The funds could also be used for an educational program that educates the public about the statewide paid family and medical leave program.
But some business groups have opposed the measure as being too costly, especially for small businesses struggling to stay open during the COVID-19 pandemic. Some were also concerned about the potential abuse of the program – for example, if workers asked for paid time off when they didn’t really need it. The bill requires workers to present a legitimate reason for taking time off, such as a doctor’s note.
In written testimony last year, the Maryland Chamber of Commerce wrote that it was “very concerned” that the legislation would impose additional costs on small business owners and nonprofit organizations that do not. can afford to lose an employee for several months, in addition to other financial mandates such as sick leave and paying a minimum wage of $ 15, which Maryland is expected to demand from 2025. In addition, the The law did not include enough safeguards to prevent potential abuse of the program, the chamber wrote.

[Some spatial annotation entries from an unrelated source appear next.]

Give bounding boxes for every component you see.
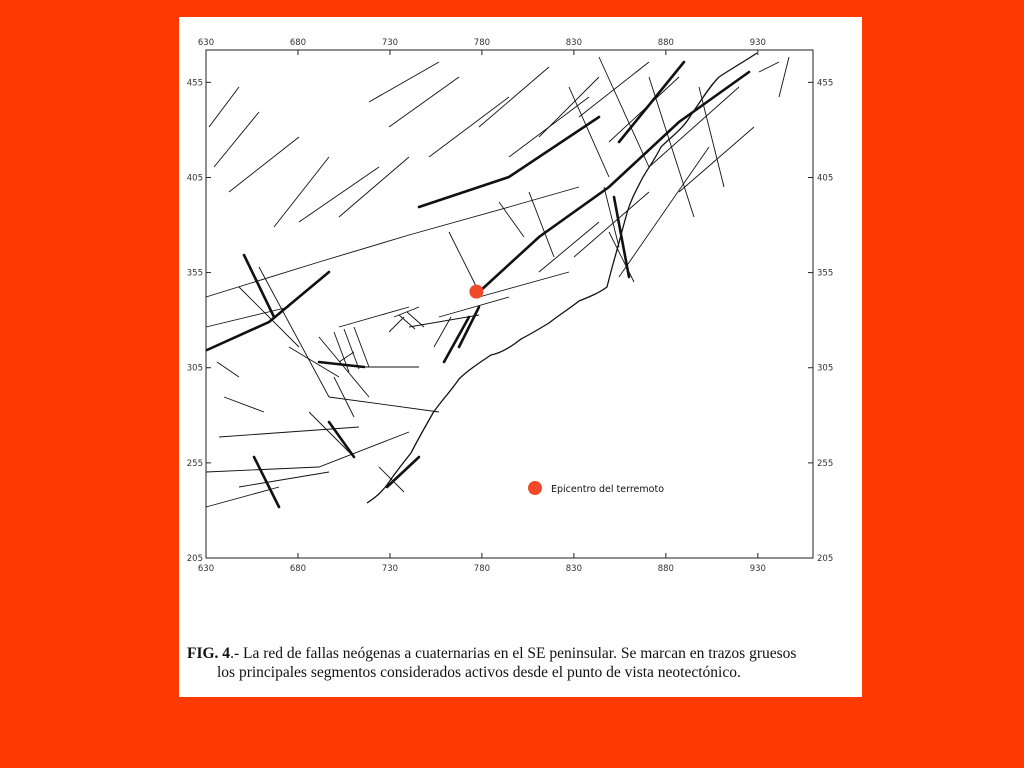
top-axis-ticks	[198, 38, 766, 55]
x-tick-label: 880	[657, 564, 674, 574]
x-tick-label: 780	[473, 38, 491, 48]
y-tick-label: 205	[186, 554, 203, 564]
figure-caption	[187, 644, 853, 682]
active-faults	[207, 62, 749, 507]
y-tick-label: 205	[817, 554, 834, 564]
legend-epicenter-symbol	[528, 481, 542, 495]
map-frame	[206, 50, 813, 558]
x-tick-label: 880	[657, 38, 674, 48]
right-axis-ticks	[808, 78, 833, 564]
x-tick-label: 630	[197, 564, 215, 574]
left-axis-ticks	[187, 78, 211, 564]
coastline	[367, 53, 757, 503]
y-tick-label: 405	[817, 173, 834, 184]
legend	[528, 481, 664, 495]
x-tick-label: 730	[381, 38, 399, 48]
x-tick-label: 680	[289, 38, 307, 48]
y-tick-label: 455	[186, 78, 203, 89]
y-tick-label: 305	[817, 363, 834, 374]
x-tick-label: 930	[749, 564, 766, 574]
y-tick-label: 255	[817, 458, 834, 469]
caption-figure-label: FIG. 4	[187, 645, 231, 662]
bottom-axis-ticks	[198, 553, 766, 574]
x-tick-label: 930	[749, 38, 766, 48]
y-tick-label: 355	[817, 268, 834, 279]
x-tick-label: 630	[197, 38, 215, 48]
x-tick-label: 830	[565, 38, 582, 48]
fault-map	[179, 17, 862, 627]
y-tick-label: 455	[817, 78, 834, 89]
x-tick-label: 830	[565, 564, 582, 574]
y-tick-label: 255	[186, 458, 203, 469]
legend-epicenter-label: Epicentro del terremoto	[551, 484, 665, 495]
figure-panel	[179, 17, 862, 697]
y-tick-label: 355	[186, 268, 203, 279]
epicenter-marker	[469, 285, 483, 299]
x-tick-label: 730	[381, 564, 399, 574]
y-tick-label: 305	[186, 363, 203, 374]
y-tick-label: 405	[186, 173, 203, 184]
x-tick-label: 780	[473, 564, 491, 574]
caption-line-1: .- La red de fallas neógenas a cuaternarias en el SE peninsular. Se marcan en trazos gruesos	[230, 645, 797, 662]
x-tick-label: 680	[289, 564, 307, 574]
minor-faults	[206, 57, 789, 507]
caption-line-2: los principales segmentos considerados activos desde el punto de vista neotectónico.	[217, 664, 741, 681]
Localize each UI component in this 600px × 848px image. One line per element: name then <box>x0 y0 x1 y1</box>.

While this bill would impose an additional cost on Lavonne Taylor, director of Forest Hill Nature Preschool in Harford County, she said she was willing to contribute to the paid vacation fund if it meant better staff retention by due to a higher level of employment. Security.
“It’s a personnel issue more than a cost issue,” Taylor said. “The cost to me of replacing this staff member [who leaves because of a lack of benefit] is much higher than for me to keep this staff member, ”she said.
Taylor currently offers her staff 40 hours of annual sick leave or paid personal leave, but cannot afford to offer more time off on her own. “At the moment, my option is not to split the leave 50/50; my options are to pay entirely myself or the employees are not paid.
One of Taylor’s full-time teachers left last summer to care for his father, and it took three months to find a replacement, Taylor said. “We had already invested in four years of training with her… it is difficult to find someone who is qualified and who has experience in this climate at the moment, so it was a challenge,” he said. she declared. Taylor said her teacher would have had more options if a statewide paid family leave program had existed.
If her daughter hadn’t had access to paid time off, Roberts said she wouldn’t have allowed her daughter to look after her. “I’m not going to make him lose his job to take care of me. I should have done it myself. Would it have been difficult? – yes, ”said Roberts.
“I don’t think I could have done it because I wouldn’t have had the mental capacity to do it.”